Misace descend lui aussi ; il avait pris Marziam en selle et, pendant que les chameliers refont les chargements suivant la méthode habituelle, il s’approche de Jésus pour une nouvelle salutation.

« Je te remercie, Misace. Tu nous as épargné beaucoup de fa­tigue et de perte de temps.

– Oui, on a fait vingt milles en une petite heure. Les chameaux ont de longues jambes, même si leur démarche n’est pas douce. Je veux espérer que les femmes n’en ont pas trop souffert. »

Les femmes assurent toutes qu’elles se sont reposées et sans souffrance.

« Vous êtes maintenant à six milles d’Arbel. Que le ciel vous accompagne et vous donne un agréable chemin. Adieu, mon Seigneur. Permets-moi de baiser tes pieds saints. Je suis heureux de t’avoir rencontré, Seigneur. Souviens-toi de moi. »

Misace baise les pieds de Jésus puis remonte en selle et son crrr, crrr fait se lever les chameaux… Et la caravane part au galop sur la route plate, soulevant des nuages de poussière.

Pierre dit :

« Le brave homme ! Je suis tout mal fichu, mais mes pieds sont délassés. Mais quelles secousses ! C’est autre chose qu’une tempête du nord sur le lac ! Vous riez ? Moi, je n’avais pas de coussins comme les femmes. Vive ma barque ! C’est encore la façon de voyager la plus propre et la plus sûre.

294.2

Et maintenant, mettons nos sacs sur le dos et allons-y. »

C’est à qui prendra la plus lourde charge. Mais les vainqueurs sont ceux qui doivent rester avec Jésus, c’est-à-dire Mat­thieu, Simon le Zélote, Jacques et Jean, Hermastée et Timon. Ils prennent tout pour épargner les trois autres qui doivent partir avec les femmes, ou plutôt les quatre s’il faut compter Jean d’En-Dor, mais comme il est mal en point, son aide aurait été toute relative.

Ils marchent à vive allure pendant quelques kilomètres. Ils arrivent au sommet de la colline qui servait de paravent du côté ouest, et là réapparaît une plaine fertile entourée par un cercle de collines plus élevées que celles qu’ils avaient rencontrées auparavant ; au milieu s’élève une colline longue et isolée. Dans la plaine, une ville : c’est Arbel[1].

Ils descendent et arrivent vite dans la plaine.

Ils marchent encore quelque temps, puis Jésus s’arrête en disant :

« Voici l’heure de la séparation. Prenons ensemble notre repas, puis séparons-nous. C’est la bifurcation pour Gadara. Vous prendrez cette route. C’est le chemin le plus court et, avant ce soir, vous pourrez être sur les terres que Kouza a en garde. »

Il n’y a guère d’enthousiasme… Mais enfin, on obéit.

294.3

Pendant le repas, Marziam dit :

« Alors, c’est le moment de te donner cette bourse. Elle m’a été donnée par le marchand quand j’étais en selle avec lui. Il m’a dit : “ Tu la donneras à Jésus avant de le quitter et tu lui diras de m’aimer autant qu’il t’aime. ” La voilà. Elle pesait ici, dans mon vêtement. Elle semble pleine de cailloux.
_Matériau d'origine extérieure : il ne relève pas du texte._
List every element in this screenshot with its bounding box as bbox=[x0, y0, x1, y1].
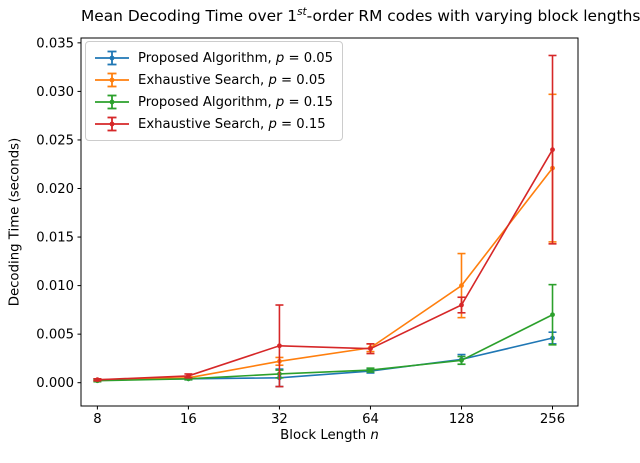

– Fais voir ! Fais voir ! L’argent c’est lourd ! »

Ils sont tous curieux. Jésus délie les cordons de cuir qui ferment la bourse en peau de gazelle – je crois, parce qu’elle me paraît être en peau de chamois – et il en renverse le contenu sur son vêtement. Des pièces de monnaie roulent. Mais c’est ce qu’il y a en moins grande quantité. Il en sort plein de sachets d’un byssus soyeux, des sachets attachés avec un fil. Des couleurs délicates transparaissent à travers le lin très fin et le soleil semble allumer un petit brasier dans ces paquets, comme si c’étaient des braises sous une couche de cendre.

« Qu’est-ce que c’est ? Qu’est-ce que c’est ? Délie, Maître ! »

Tous sont penchés sur lui qui dénoue calmement le nœud d’un premier paquet de feu blond : libérées, des topazes de différentes tailles, encore brutes, resplendissent au soleil. Un autre paquet : ce sont des rubis, des gouttes de sang coagulé. Un autre : voilà des éclats d’émeraude à la riante couleur verte. Un autre encore : des morceaux de ciel avec de purs saphirs. Un autre contient des douces améthystes. Un autre, l’indigo violet des béryls. Un autre, la splendeur noire des onyx… Et ainsi de suite pour les douze paquets. Dans le dernier, le plus lourd, au milieu de toute la splendeur d’or des chrysolithes, il y a un petit parchemin : « Pour ton rational de vrai Pontife et Roi. »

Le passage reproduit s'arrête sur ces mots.